Rewiring the System


Day 3

Posted in Uncategorized by rewiringangel on October 3, 2010
Tags: , , ,

I guess I have to give in to another pain killer pill. How would I mange with out Morphine? The pain killer that is most often prescribed, Vicodin, always gives me the morning after hangover. I am able to think and type just 20 minutes after taking a small morphine tablet! Not the case with that other pain med. I know I will not need to take pain pills for ever but for now, when I truly need pain management. I am so very glad to have these pills!

I feel as though I am getting better after taking that little pill! The truth is that hurt comes back after three hours! Not very long. I just have to take a motrin and not another morphine tonight! More, more, more until this ‘situation’ is covered.

Yea, I am in a situation! I am in California and my heart is in the Big Apple on Saturday night. I do not want to go back to the east coast ever, though on Saturday Nights I travel to NYC by TV express. In 2010, ‘It is Live from New York’ I am there. I am a 20th century skitzyoid cancer suffering woman.
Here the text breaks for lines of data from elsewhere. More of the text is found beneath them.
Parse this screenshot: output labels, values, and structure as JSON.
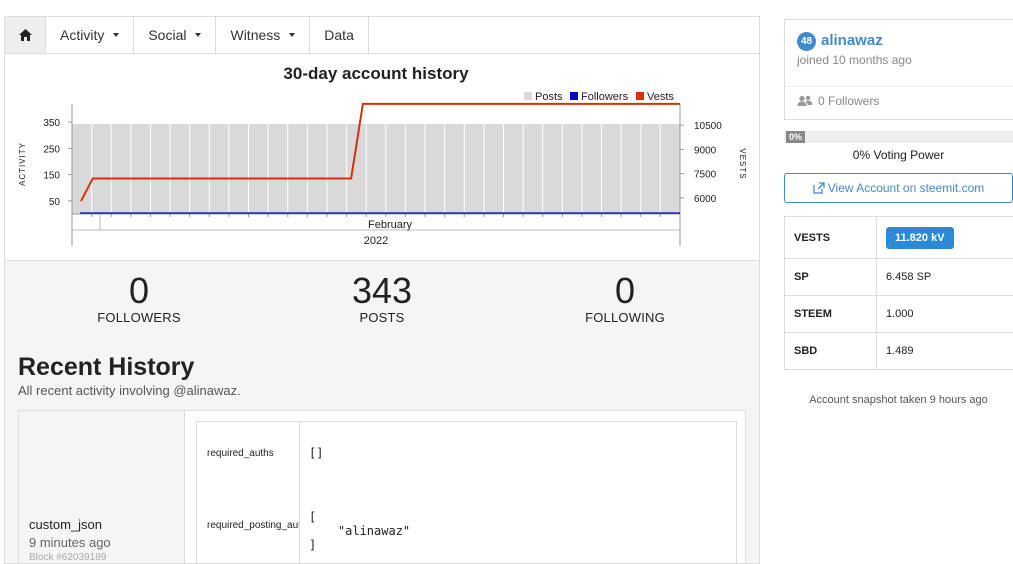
{
  "nav": {
    "home_icon": "home-icon",
    "items": [
      {
        "label": "Activity",
        "dropdown": true
      },
      {
        "label": "Social",
        "dropdown": true
      },
      {
        "label": "Witness",
        "dropdown": true
      },
      {
        "label": "Data",
        "dropdown": false
      }
    ]
  },
  "chart_data": {
    "type": "bar+line",
    "title": "30-day account history",
    "legend": [
      "Posts",
      "Followers",
      "Vests"
    ],
    "legend_placement": "top-right",
    "colors": {
      "posts": "#d9d9d9",
      "followers": "#0000cc",
      "vests": "#d9300b"
    },
    "ylabel_left": "ACTIVITY",
    "ylabel_right": "VESTS",
    "x_month_label": "February",
    "x_year_label": "2022",
    "left_ticks": [
      50,
      150,
      250,
      350
    ],
    "right_ticks": [
      6000,
      7500,
      9000,
      10500
    ],
    "left_ylim": [
      0,
      400
    ],
    "right_ylim": [
      5000,
      11500
    ],
    "series": [
      {
        "name": "Posts",
        "type": "bar",
        "values": [
          343,
          343,
          343,
          343,
          343,
          343,
          343,
          343,
          343,
          343,
          343,
          343,
          343,
          343,
          343,
          343,
          343,
          343,
          343,
          343,
          343,
          343,
          343,
          343,
          343,
          343,
          343,
          343,
          343,
          343,
          343
        ]
      },
      {
        "name": "Followers",
        "type": "line",
        "values": [
          0,
          0,
          0,
          0,
          0,
          0,
          0,
          0,
          0,
          0,
          0,
          0,
          0,
          0,
          0,
          0,
          0,
          0,
          0,
          0,
          0,
          0,
          0,
          0,
          0,
          0,
          0,
          0,
          0,
          0,
          0
        ]
      },
      {
        "name": "Vests",
        "type": "line",
        "values": [
          5800,
          7200,
          7200,
          7200,
          7200,
          7200,
          7200,
          7200,
          7200,
          7200,
          7200,
          7200,
          7200,
          7200,
          7200,
          7200,
          7200,
          7200,
          7200,
          7200,
          7200,
          7200,
          7200,
          7200,
          11820,
          11820,
          11820,
          11820,
          11820,
          11820,
          11820,
          11820,
          11820,
          11820,
          11820,
          11820,
          11820,
          11820,
          11820,
          11820,
          11820,
          11820,
          11820,
          11820,
          11820,
          11820,
          11820,
          11820,
          11820,
          11820,
          11820,
          11820
        ]
      }
    ]
  },
  "stats": [
    {
      "value": "0",
      "label": "FOLLOWERS"
    },
    {
      "value": "343",
      "label": "POSTS"
    },
    {
      "value": "0",
      "label": "FOLLOWING"
    }
  ],
  "recent_history": {
    "title": "Recent History",
    "subtitle": "All recent activity involving @alinawaz.",
    "entry": {
      "op": "custom_json",
      "time": "9 minutes ago",
      "block": "Block #62039189",
      "fields": [
        {
          "key": "required_auths",
          "value": "[]"
        },
        {
          "key": "required_posting_auths",
          "value": "[\n    \"alinawaz\"\n]"
        }
      ]
    }
  },
  "profile": {
    "reputation": "48",
    "username": "alinawaz",
    "joined": "joined 10 months ago",
    "followers": "0 Followers",
    "followers_icon": "users-icon"
  },
  "voting_power": {
    "percent_label": "0%",
    "value": 0,
    "text": "0% Voting Power"
  },
  "view_account": {
    "label": "View Account on steemit.com",
    "icon": "external-link-icon"
  },
  "balances": [
    {
      "key": "VESTS",
      "value": "11.820 kV"
    },
    {
      "key": "SP",
      "value": "6.458 SP"
    },
    {
      "key": "STEEM",
      "value": "1.000"
    },
    {
      "key": "SBD",
      "value": "1.489"
    }
  ],
  "snapshot": "Account snapshot taken 9 hours ago",
  "colors": {
    "accent": "#428bca",
    "badge": "#2b8ad8"
  }
}
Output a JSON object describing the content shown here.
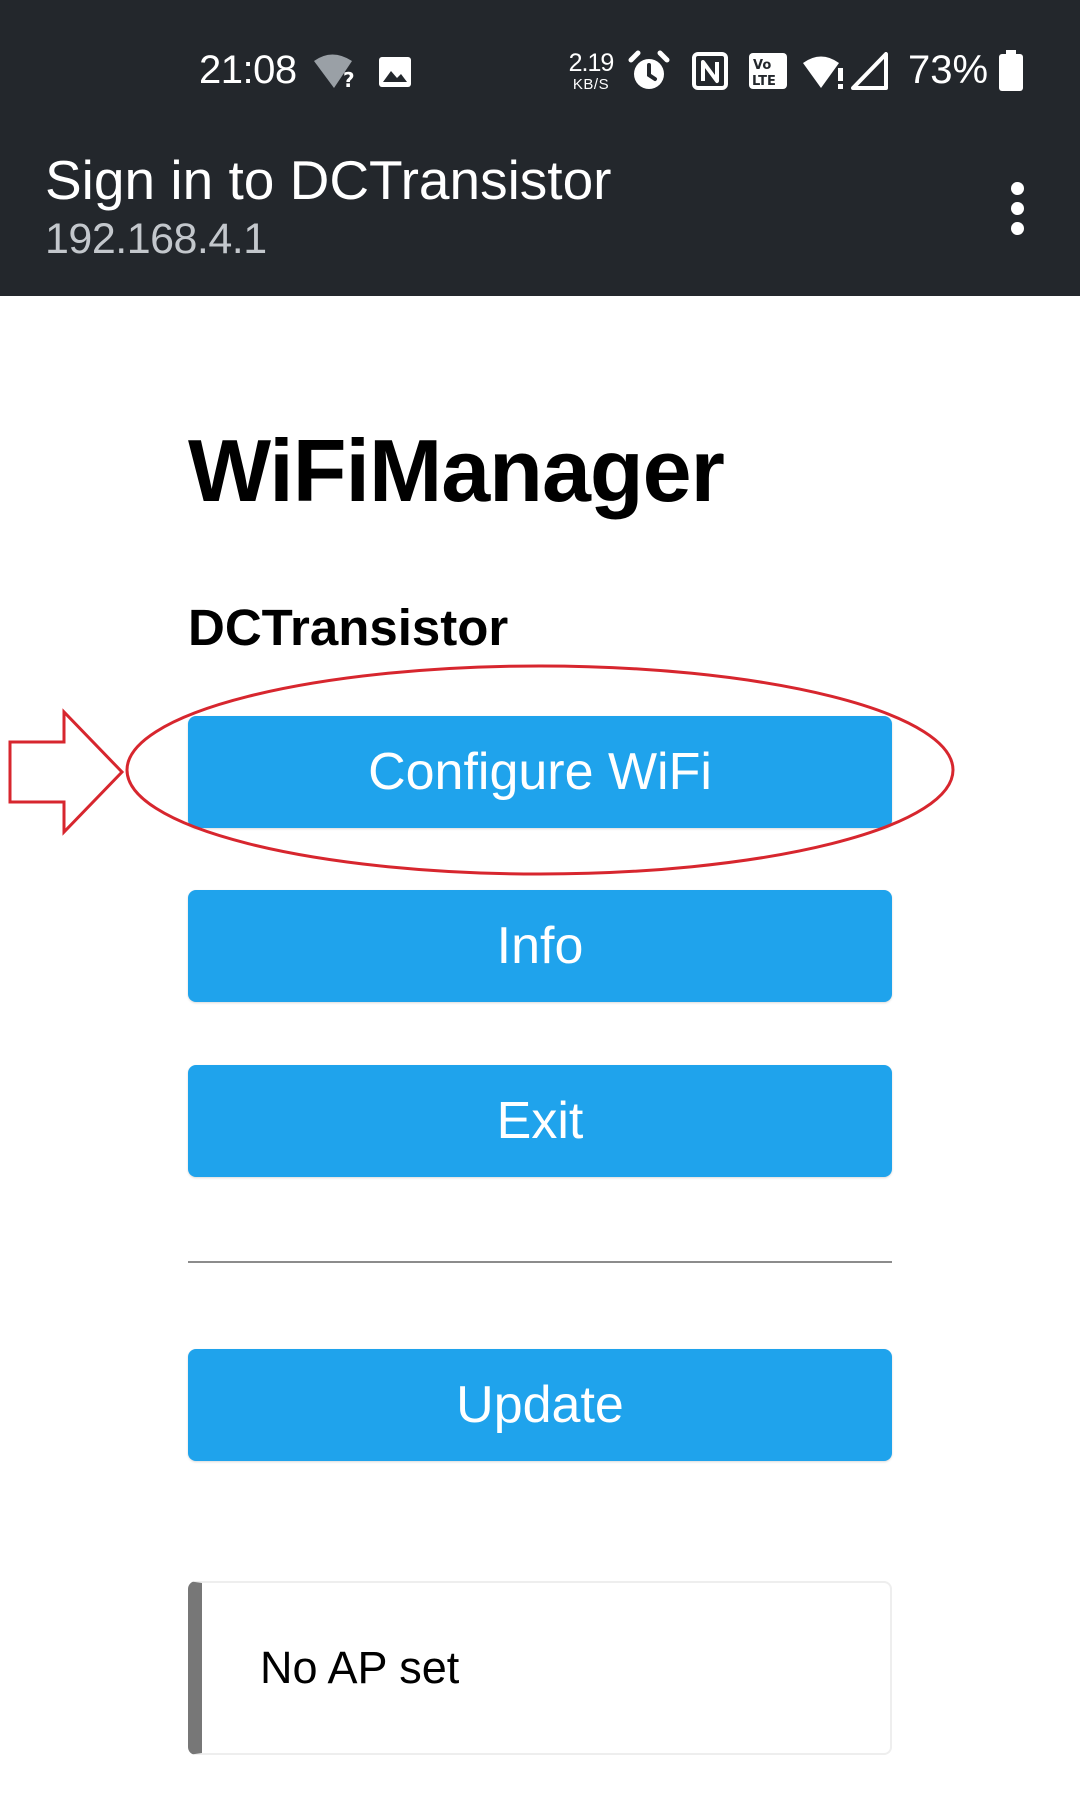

I watch TV in comfort. I am safe in my apartment. At last I have the choice to manage the pain in my body! Parts of my body are on fire but I do not combust. What Up With That? It is my favorite segment. I am watching TV. It is a Saturday Night Live with De Andre Paul: What Up With That? Oooo Weee What Up With That???

My struggles are finite, still I long to know when is this going to be over? What is amazing is that I never knew how painful and awful this cancer process gets. Why does no one, or how few woman who went through this breast cancer surgery and treatments share the story of their suffering?

Journalism is always about What, When, Where, and Why. Can I manage to ask the questions even if I will not be able to complete the answers?

Where: I am home now in Berkeley, California USA sitting up in my bed with shooting pains in the bones in my neck with the focal point at the base of my medulla oblongata. Ouch!

Today, A Person, who is listed as my only living family came over at the behest of a person who cleans for me. I have come to the understanding that I must have made some unsurmountable mistake to get so little respect. All the love I gave unconditionally is not being returned. It is more painful than the radiation redux!

Imagine that the person who works for me cares more about my comfort than my blood relative. I heard stories about this sort of occurrence but did not ever imagine that would be part of my actual life! I am so tired of being treated like a foot rag. I did try to connect and I failed, then try again but the last event at the pharmacy was so terrible that I cannot try again. Carelessness begone!

Today, my daughter came over and brought ‘food’. The containers, all but one, were things that I am not allowed to eat under any circumstances and she knows the list. It is even more crucial not to eat them in my current condition. She is highly intelligent and knows all about the what and why. My friend Pearl was here when my daughter arrived. I have a witness to the situation.

Raw onions are at the top of the list of no not ever eat. I do not eat raw onions for the ‘spiritual’ effect of the acid in onions on my nervous system. It is the same stuff that makes your eyes tear when you chop and cut one. Inside a human body, my body, your body, and all bodies, the raw onion and cooked onions cause nervous systems to get agitated.

The Indian Hindu grandmothers do not eat them. They say that eating onions excites ambient emotions in a negativity direction. Onions dilute
Integrity, honesty..and empathy for others. What separates our lives from stones and slime. It is that stones cannot care for one another or dance cheek to cheek with caring and conscious understanding of who we each are. Here is a song for this conversation. The words carry such depth of heart:

Let’s dance! Put your red shoes on. It is a choice. I choose to let the red shoes wither.